Canadians spend around 90% of their time indoors doing things that are meaningful to them, and a lot of that time – whether sleeping or waking – is spent at home. For most people, it’s where they feel most comfortable. Home is where your “habits have a habitat” as the musician Fiona Apple neatly put it. Your home is not always perfectly the way you would like it to be, but it is familiarity, safety, and your nest. Almost everyone, no matter what age, would express a preference for staying in their home into their oldest years, versus moving to a supported living facility such as assisted living or residential care. However, market analysis suggests that over 80% of Canadian homes need to be modified to be suitable for aging-in-place, thus creating a problem.

It’s not just older adults that may be invested in considering this conundrum though. Life throws up surprises such as accidents, injuries, and medical conditions we didn’t see coming, but suddenly require a change in the way we live. And that includes changing the home so that the home works well for someone with changed functional abilities, rather than the home becoming hard work. Consider someone who suffers a spinal cord injury, a stroke, a hip fracture from a fall, or an amputation related to a diabetic condition – these people will urgently need changes to their home just to be released from hospital and get through the front door, let alone actually getting anything done inside the house.
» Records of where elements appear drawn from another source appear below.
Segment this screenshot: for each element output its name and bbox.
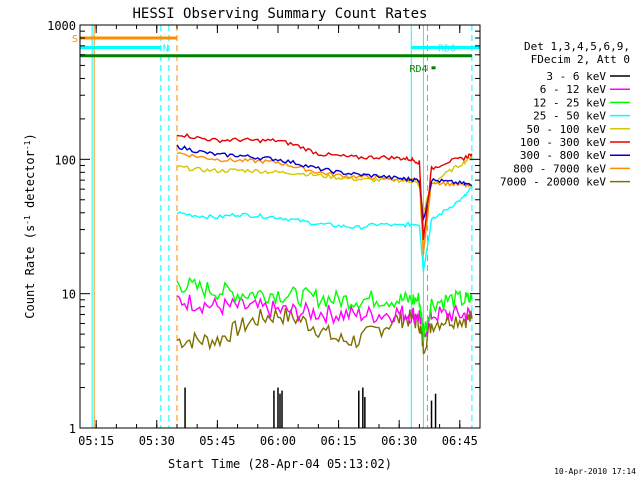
legend-label: 100 - 300 keV — [520, 136, 606, 149]
y-axis: 1 10 100 1000 — [47, 19, 480, 436]
legend-header: Det 1,3,4,5,6,9, — [524, 40, 630, 53]
flag-label: N — [163, 43, 169, 54]
flag-label: RD0 — [438, 43, 456, 54]
x-tick-label: 05:15 — [78, 434, 114, 448]
series-layer — [176, 133, 473, 428]
series-line — [176, 133, 473, 240]
series-line — [176, 186, 473, 272]
y-tick-label: 100 — [54, 153, 76, 167]
series-line — [176, 307, 473, 355]
x-tick-label: 06:45 — [442, 434, 478, 448]
flags: S N RD0 RD4 — [72, 34, 480, 75]
legend-label: 6 - 12 keV — [540, 83, 607, 96]
y-tick-label: 1000 — [47, 19, 76, 33]
x-tick-label: 06:00 — [260, 434, 296, 448]
legend-label: 300 - 800 keV — [520, 149, 606, 162]
legend-header: FDecim 2, Att 0 — [531, 53, 630, 66]
vertical-markers — [91, 25, 473, 428]
x-axis-label: Start Time (28-Apr-04 05:13:02) — [168, 457, 392, 471]
series-line — [176, 276, 473, 342]
legend-label: 25 - 50 keV — [533, 110, 606, 123]
flag-label: S — [72, 34, 78, 45]
legend-label: 800 - 7000 keV — [513, 162, 606, 175]
plot-frame — [79, 24, 481, 429]
x-tick-label: 06:30 — [381, 434, 417, 448]
footer-timestamp: 10-Apr-2010 17:14 — [554, 467, 636, 476]
flag-label: RD4 — [409, 64, 427, 75]
y-axis-label: Count Rate (s-1 detector-1) — [23, 133, 38, 318]
legend-label: 7000 - 20000 keV — [500, 176, 606, 189]
chart-title: HESSI Observing Summary Count Rates — [132, 6, 427, 22]
legend-label: 3 - 6 keV — [546, 70, 606, 83]
y-tick-label: 1 — [69, 422, 76, 436]
series-line — [176, 144, 473, 222]
x-tick-label: 05:45 — [199, 434, 235, 448]
legend-label: 50 - 100 keV — [527, 123, 607, 136]
x-tick-label: 05:30 — [139, 434, 175, 448]
x-tick-label: 06:15 — [321, 434, 357, 448]
x-axis: 05:15 05:30 05:45 06:00 06:15 06:30 06:45 — [78, 25, 481, 448]
legend-label: 12 - 25 keV — [533, 96, 606, 109]
legend: Det 1,3,4,5,6,9,FDecim 2, Att 0 3 - 6 keV… — [500, 40, 630, 189]
y-tick-label: 10 — [62, 288, 76, 302]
People with progressive conditions such as Parkinson’s Disease, Multiple Sclerosis and dementia would also benefit from anticipating the changes that are likely at some point in the future, and modifying their homes to accommodate for those changes in a strategic manner. A bit of proactive thinking can go a long way to ensuring that the person concerned maintains their autonomy and independence when it comes to decisions regarding home layout and usability.

Nowadays, a lot of people are choosing to put money into renovating their homes rather than buying something new, because house prices are so high. Buying new may be the best option in some cases, but in many cases, planning for flexible and periodic adaptations to the home often prevents the need for costly renovations down the road. Having a longer-term plan for your home could enable your kids and grandkids to cohabit in the space and later on, for the adult children to support their aging parents in the same home, or auxiliary building on the same property. The continuity of familiarity and memories that staying in the same home enables, let alone the increased affordability of ‘in-house’ support (e.g. child care for the kids, home support for the aging adults) will be invaluable for all concerned.

For sure, it’s quite a shift in mindset from reactionary decision-making to proactive decision-making and it requires spending upfront rather than putting off shelling out money to the future, which can be a bitter pill to swallow. However, many of the current trends are pointing towards the proactive approach being the preferable one. It’s the best way to make sure that home stays where the heart is, rather than the home becoming a head and heart ache.